Written language allows us to freeze moments in time. It creates history as a dead thing, static facts accreting like coral, the bones of the dead building structure for the living. Written language, recorded history changes our experience of the past, altering our perception of the now, and warping our relationship with the future. If the past is ever receding, an immutable dead thing, then the future is ever outside our grasp, constantly somewhere other than here, always hunted and never caught. Recording the past deludes us into thinking that it is knowable, that it is controllable, that it is something we can have and use. We take pieces of it and construct a framework for our now, building expectations of how things work from how they have worked in the past. And with this framework we attempt to make a structure that will force the future into a form of our designing. With information, knowledge, and the evidence from the past we think to trap the future with plans, logic, and experience so that we can feel safe. We think we can understand how things work enough that we can know what will be even though it is a distant other place and in all of the doing we are not attending to what is happening in the now.

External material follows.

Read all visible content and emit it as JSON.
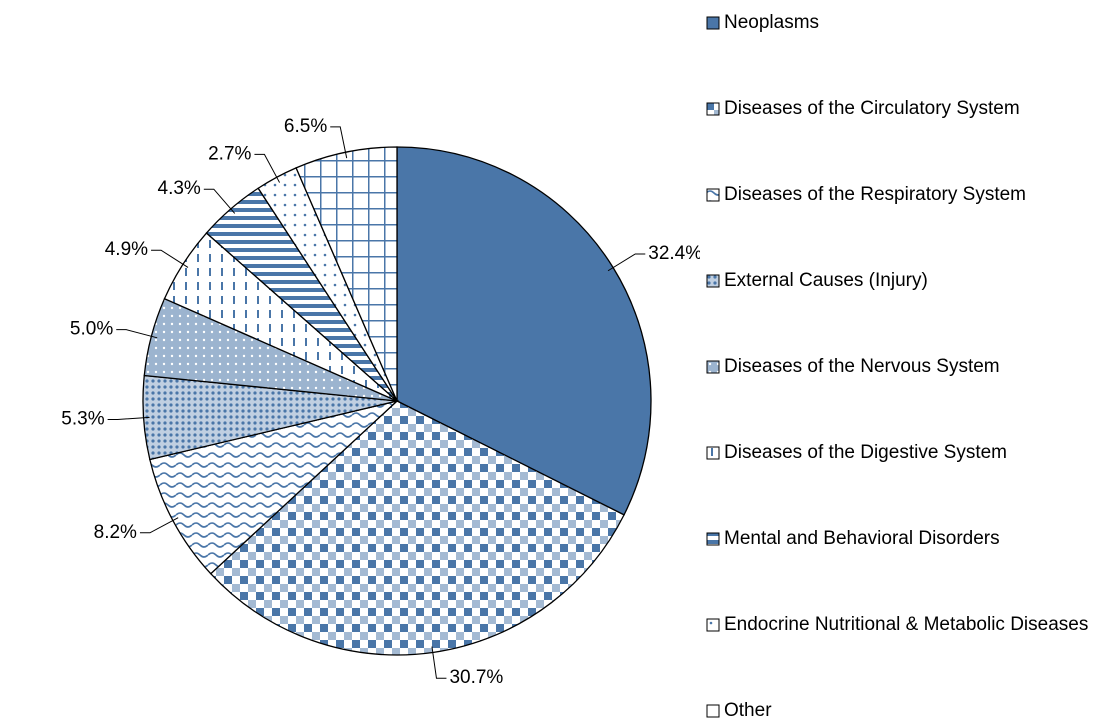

But this is not how it’s always been. Before written language there was a different way of experiencing time. Before history was written, history was known through relationship. Time was a spherical thing containing all which had gone before. The now was an expansive thing which contained a full cycle of seasons, those which had passed away and those which were to come. Everything was interconnected with the now in intimate and intricate ways. Historians pulled their hair out in despair because when they asked the indigenous cultures what their history was, everything was related as earlier today, yesterday, and tomorrow in what seems a jumbled mess of factlessness. The horrible storms of 100 years ago were connected to the storms last month, which will be/are connecting with the storms of tomorrow and 1000 years from now. It’s not that the people don’t know about the past and the future, but interconnection keeps them from being distant, reminds us that they are no more a dead thing than we are. The future is not in some distant place, but here and now, part of the present that we are experiencing and flowing outward from it with grace and strife and life.
When we are afraid of what is ahead, afraid of the unknown, of the “what if” then it is comforting to be able to control the future. Knowing exactly what is expected of us, what is to come, and how to prepare for it helps us feel safe, capable, and empowered. Yet the future is nothing that we can control. Like the air and the water it simply is. We need it, we exist in it, we flourish when the balance is right, we struggle when it is not, and we can be killed when there is too much or not enough. So what is to be done? Live. Prepare to be and do what you want and be flexible to flow with what comes your way. Be the person you want to be rather than hoping you’ll become that person in some distant future. Manifest the life you wish to have knowing that this life is not some island in a sea of time. The life you want is intimately connected to the living past which was a million years ago yesterday and in relationship with the infinite future full of now. You are in and part of all of it so there is nothing to fear and every reason to be. Participate in all of your life, not just planning it. Your choices and actions ripple through time so make the most of each moment.